Door onder andere het beleid van het kabinet waar Bleker bij betrokken was is de huidige situatie (stikstofcrisis) ontstaan. Als hij daadwerkelijk de belangen van de sector behartigt zou hij de agrariërs al geconfronteerd hebben met de stand van zaken binnen de sector. De huidige omstandigheden komen niet uit de lucht vallen. Tientallen jaren was het min of meer afwachten op een situatie waar we ons nu in bevinden. Simpelweg de aanpak van de kwestie(s) uitstellen gaat er niet in – al heeft het voor verschillende betrokkenen dusver wel gewerkt.

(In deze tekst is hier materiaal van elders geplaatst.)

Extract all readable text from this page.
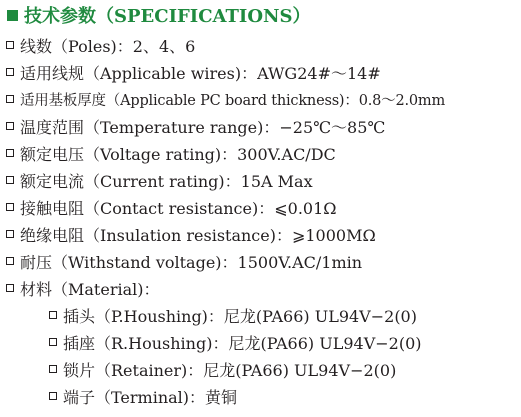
技术参数（SPECIFICATIONS）
线数（Poles)：2、4、6
适用线规（Applicable wires)：AWG24#～14#
适用基板厚度（Applicable PC board thickness)：0.8～2.0mm
温度范围（Temperature range)：−25℃～85℃
额定电压（Voltage rating)：300V.AC/DC
额定电流（Current rating)：15A Max
接触电阻（Contact resistance)：⩽0.01Ω
绝缘电阻（Insulation resistance)：⩾1000MΩ
耐压（Withstand voltage)：1500V.AC/1min
材料（Material)：
插头（P.Houshing)：尼龙(PA66) UL94V−2(0)
插座（R.Houshing)：尼龙(PA66) UL94V−2(0)
锁片（Retainer)：尼龙(PA66) UL94V−2(0)
端子（Terminal)：黄铜
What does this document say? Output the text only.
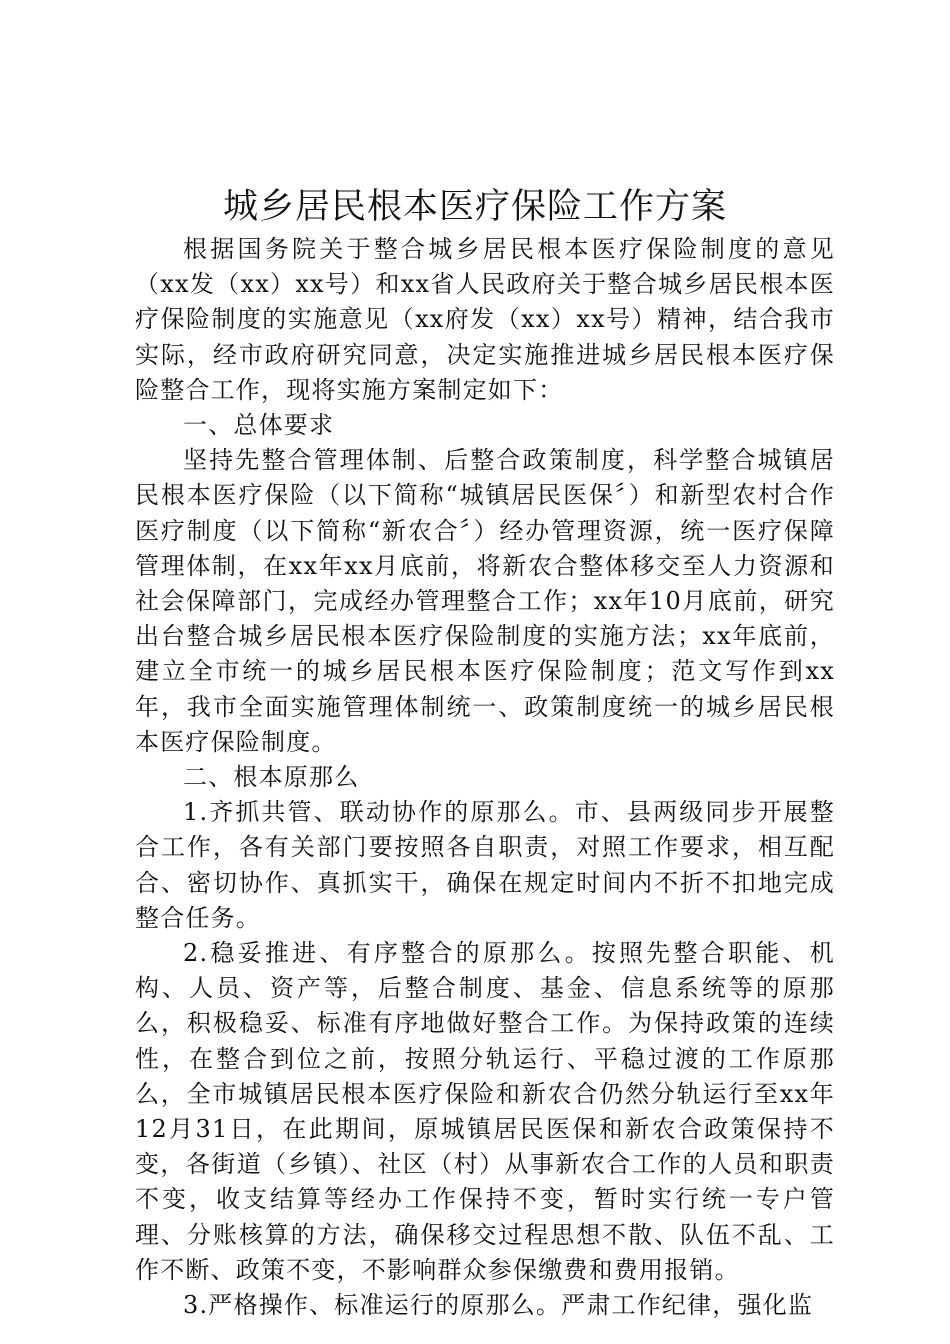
城乡居民根本医疗保险工作方案

根据国务院关于整合城乡居民根本医疗保险制度的意见（xx发（xx）xx号）和xx省人民政府关于整合城乡居民根本医疗保险制度的实施意见（xx府发（xx）xx号）精神，结合我市实际，经市政府研究同意，决定实施推进城乡居民根本医疗保险整合工作，现将实施方案制定如下：

一、总体要求

坚持先整合管理体制、后整合政策制度，科学整合城镇居民根本医疗保险（以下简称“城镇居民医保〞）和新型农村合作医疗制度（以下简称“新农合〞）经办管理资源，统一医疗保障管理体制，在xx年xx月底前，将新农合整体移交至人力资源和社会保障部门，完成经办管理整合工作；xx年10月底前，研究出台整合城乡居民根本医疗保险制度的实施方法；xx年底前，建立全市统一的城乡居民根本医疗保险制度；范文写作到xx年，我市全面实施管理体制统一、政策制度统一的城乡居民根本医疗保险制度。

二、根本原那么

1.齐抓共管、联动协作的原那么。市、县两级同步开展整合工作，各有关部门要按照各自职责，对照工作要求，相互配合、密切协作、真抓实干，确保在规定时间内不折不扣地完成整合任务。

2.稳妥推进、有序整合的原那么。按照先整合职能、机构、人员、资产等，后整合制度、基金、信息系统等的原那么，积极稳妥、标准有序地做好整合工作。为保持政策的连续性，在整合到位之前，按照分轨运行、平稳过渡的工作原那么，全市城镇居民根本医疗保险和新农合仍然分轨运行至xx年12月31日，在此期间，原城镇居民医保和新农合政策保持不变，各街道（乡镇）、社区（村）从事新农合工作的人员和职责不变，收支结算等经办工作保持不变，暂时实行统一专户管理、分账核算的方法，确保移交过程思想不散、队伍不乱、工作不断、政策不变，不影响群众参保缴费和费用报销。

3.严格操作、标准运行的原那么。严肃工作纪律，强化监
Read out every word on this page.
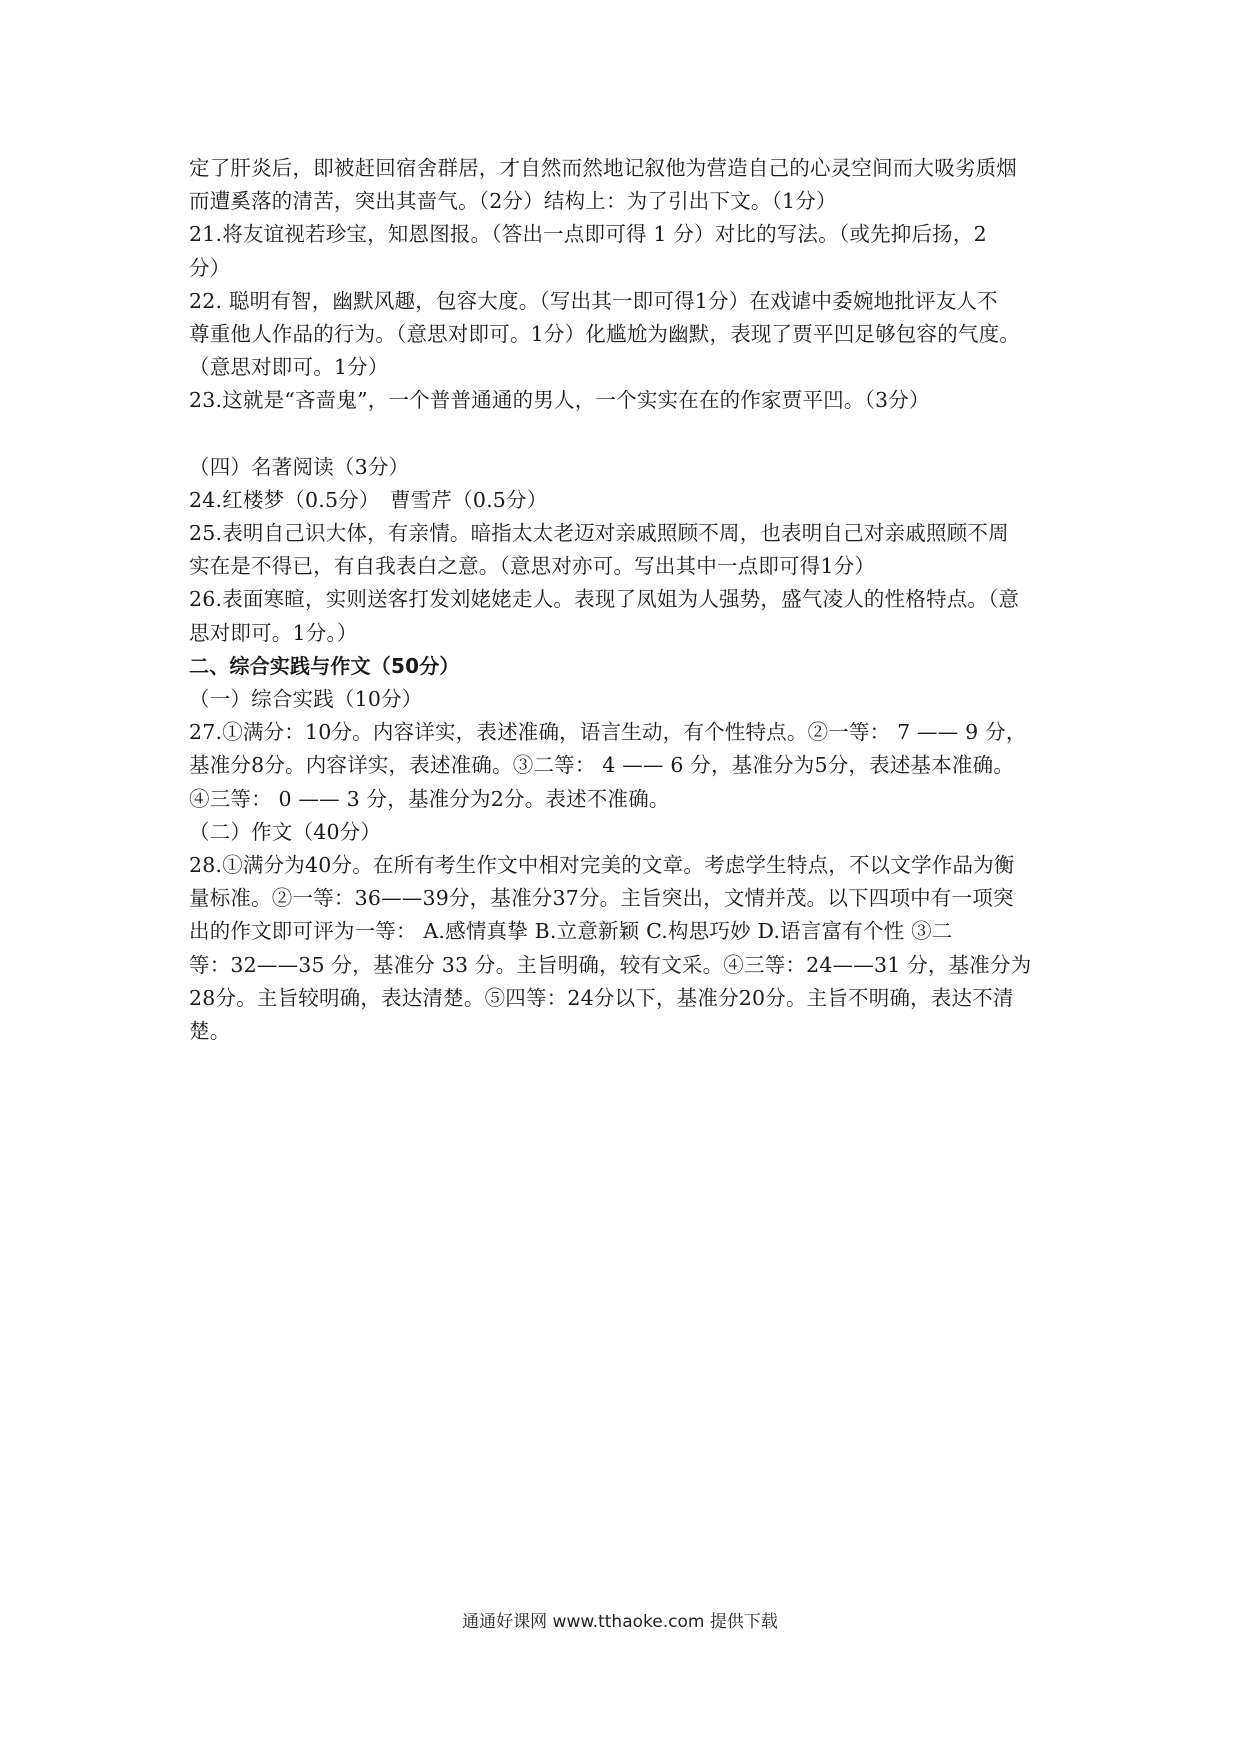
定了肝炎后，即被赶回宿舍群居，才自然而然地记叙他为营造自己的心灵空间而大吸劣质烟

而遭奚落的清苦，突出其啬气。（2分）结构上：为了引出下文。（1分）

21.将友谊视若珍宝，知恩图报。（答出一点即可得 1 分）对比的写法。（或先抑后扬，2

分）

22. 聪明有智，幽默风趣，包容大度。（写出其一即可得1分）在戏谑中委婉地批评友人不

尊重他人作品的行为。（意思对即可。1分）化尴尬为幽默，表现了贾平凹足够包容的气度。

（意思对即可。1分）

23.这就是“吝啬鬼”，一个普普通通的男人，一个实实在在的作家贾平凹。（3分）

（四）名著阅读（3分）

24.红楼梦（0.5分）　曹雪芹（0.5分）

25.表明自己识大体，有亲情。暗指太太老迈对亲戚照顾不周，也表明自己对亲戚照顾不周

实在是不得已，有自我表白之意。（意思对亦可。写出其中一点即可得1分）

26.表面寒暄，实则送客打发刘姥姥走人。表现了凤姐为人强势，盛气凌人的性格特点。（意

思对即可。1分。）

二、综合实践与作文（50分）

（一）综合实践（10分）

27.①满分：10分。内容详实，表述准确，语言生动，有个性特点。②一等： 7 —— 9 分，

基准分8分。内容详实，表述准确。③二等： 4 —— 6 分，基准分为5分，表述基本准确。

④三等： 0 —— 3 分，基准分为2分。表述不准确。

（二）作文（40分）

28.①满分为40分。在所有考生作文中相对完美的文章。考虑学生特点，不以文学作品为衡

量标准。②一等：36——39分，基准分37分。主旨突出，文情并茂。以下四项中有一项突

出的作文即可评为一等： A.感情真挚 B.立意新颖 C.构思巧妙 D.语言富有个性 ③二

等：32——35 分，基准分 33 分。主旨明确，较有文采。④三等：24——31 分，基准分为

28分。主旨较明确，表达清楚。⑤四等：24分以下，基准分20分。主旨不明确，表达不清

楚。

通通好课网 www.tthaoke.com 提供下载
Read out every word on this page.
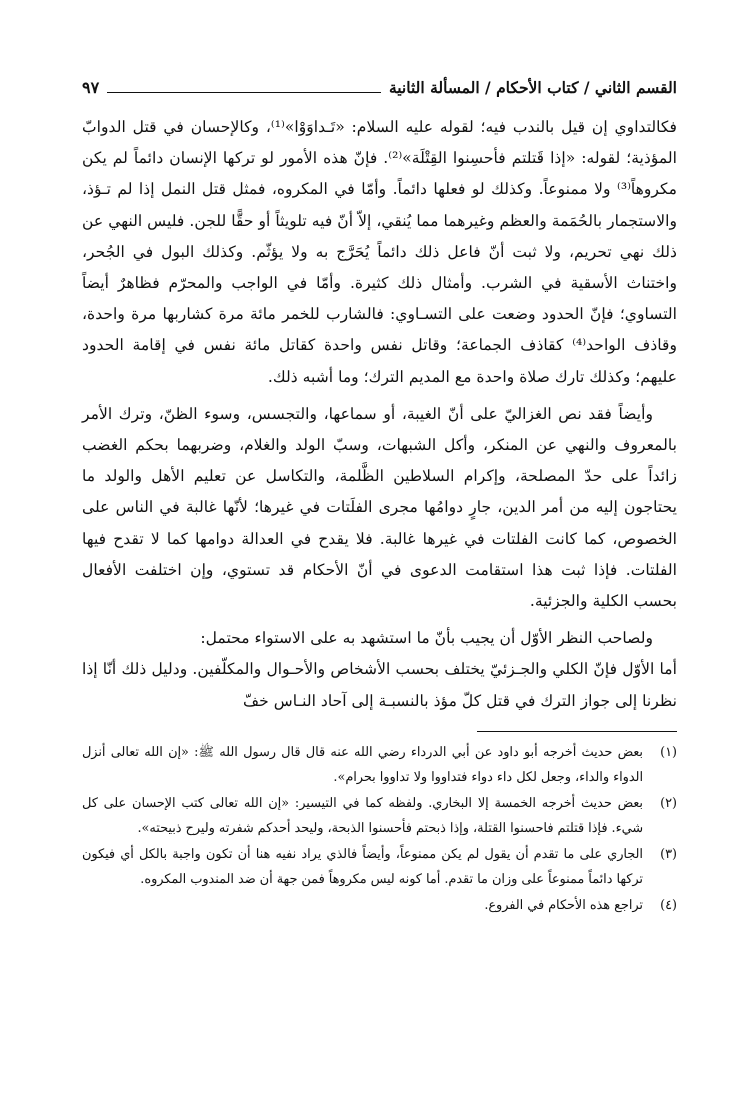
القسم الثاني / كتاب الأحكام / المسألة الثانية
٩٧

فكالتداوي إن قيل بالندب فيه؛ لقوله عليه السلام: «تَـداوَوْا»⁽¹⁾، وكالإحسان في قتل الدوابّ المؤذية؛ لقوله: «إذا قَتلتم فأحسِنوا القِتْلَة»⁽²⁾. فإنّ هذه الأمور لو تركها الإنسان دائماً لم يكن مكروهاً⁽³⁾ ولا ممنوعاً. وكذلك لو فعلها دائماً. وأمّا في المكروه، فمثل قتل النمل إذا لم تـؤذ، والاستجمار بالحُمَمة والعظم وغيرهما مما يُنقي، إلاّ أنّ فيه تلويثاً أو حقًّا للجن. فليس النهي عن ذلك نهي تحريم، ولا ثبت أنّ فاعل ذلك دائماً يُحَرَّج به ولا يؤثّم. وكذلك البول في الجُحر، واختناث الأسقية في الشرب. وأمثال ذلك كثيرة. وأمّا في الواجب والمحرّم فظاهرٌ أيضاً التساوي؛ فإنّ الحدود وضعت على التسـاوي: فالشارب للخمر مائة مرة كشاربها مرة واحدة، وقاذف الواحد⁽⁴⁾ كقاذف الجماعة؛ وقاتل نفس واحدة كقاتل مائة نفس في إقامة الحدود عليهم؛ وكذلك تارك صلاة واحدة مع المديم الترك؛ وما أشبه ذلك.

وأيضاً فقد نص الغزاليّ على أنّ الغيبة، أو سماعها، والتجسس، وسوء الظنّ، وترك الأمر بالمعروف والنهي عن المنكر، وأكل الشبهات، وسبّ الولد والغلام، وضربهما بحكم الغضب زائداً على حدّ المصلحة، وإكرام السلاطين الظَّلمة، والتكاسل عن تعليم الأهل والولد ما يحتاجون إليه من أمر الدين، جارٍ دوامُها مجرى الفلَتات في غيرها؛ لأنّها غالبة في الناس على الخصوص، كما كانت الفلتات في غيرها غالبة. فلا يقدح في العدالة دوامها كما لا تقدح فيها الفلتات. فإذا ثبت هذا استقامت الدعوى في أنّ الأحكام قد تستوي، وإن اختلفت الأفعال بحسب الكلية والجزئية.

ولصاحب النظر الأوّل أن يجيب بأنّ ما استشهد به على الاستواء محتمل:

أما الأوّل فإنّ الكلي والجـزئيّ يختلف بحسب الأشخاص والأحـوال والمكلّفين. ودليل ذلك أنّا إذا نظرنا إلى جواز الترك في قتل كلّ مؤذ بالنسبـة إلى آحاد النـاس خفّ

(١)
بعض حديث أخرجه أبو داود عن أبي الدرداء رضي الله عنه قال قال رسول الله ﷺ: «إن الله تعالى أنزل الدواء والداء، وجعل لكل داء دواء فتداووا ولا تداووا بحرام».
(٢)
بعض حديث أخرجه الخمسة إلا البخاري. ولفظه كما في التيسير: «إن الله تعالى كتب الإحسان على كل شيء. فإذا قتلتم فاحسنوا القتلة، وإذا ذبحتم فأحسنوا الذبحة، وليحد أحدكم شفرته وليرح ذبيحته».
(٣)
الجاري على ما تقدم أن يقول لم يكن ممنوعاً، وأيضاً فالذي يراد نفيه هنا أن تكون واجبة بالكل أي فيكون تركها دائماً ممنوعاً على وزان ما تقدم. أما كونه ليس مكروهاً فمن جهة أن ضد المندوب المكروه.
(٤)
تراجع هذه الأحكام في الفروع.
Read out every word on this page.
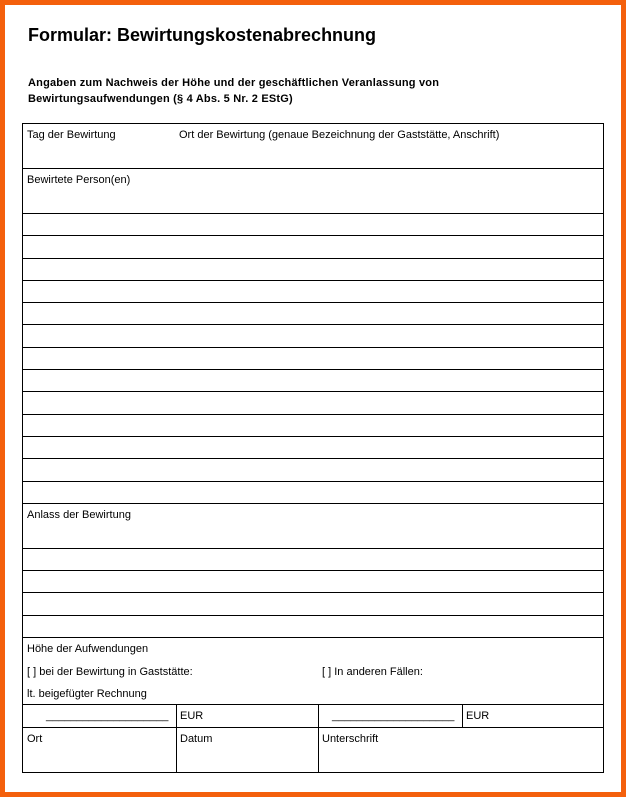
Formular: Bewirtungskostenabrechnung
Angaben zum Nachweis der Höhe und der geschäftlichen Veranlassung von
Bewirtungsaufwendungen (§ 4 Abs. 5 Nr. 2 EStG)
Tag der Bewirtung	Ort der Bewirtung (genaue Bezeichnung der Gaststätte, Anschrift)
Bewirtete Person(en)
Anlass der Bewirtung
Höhe der Aufwendungen
[ ] bei der Bewirtung in Gaststätte:	[ ] In anderen Fällen:
lt. beigefügter Rechnung
____________________ EUR	____________________ EUR
Ort	Datum	Unterschrift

De uitspraak ‘Van uitstellen komt afstellen’ is nu niet relevant. Het uitkleden van Staatsbosbeheer geeft hoop voor enkeling onder de zogenoemde ‘winnaars’ binnen de landbouwsector. Hoe je het ook bekijkt is het geen optie. Wat het periodieke streven van politiek doet: Herverkiezingen lijken belangrijker dan de onpopulaire maar broodnodige maatregelen die nodig zijn om de branche toekomstbestendig te maken.
Toeschouwer
Het achterland van Nederland (Noord-Brabant), de plek waar ik vandaan kom, is veelal het vertrekpunt van de enorme stoet aan landbouwvoertuigen die zich in het najaar van 2019 naar Den Haag begeven. Ik ben opgegroeid in een rustig dorp, omgeven met natuur, bewoond door gemoedelijke mensen. Een plek geliefd onder toeristen.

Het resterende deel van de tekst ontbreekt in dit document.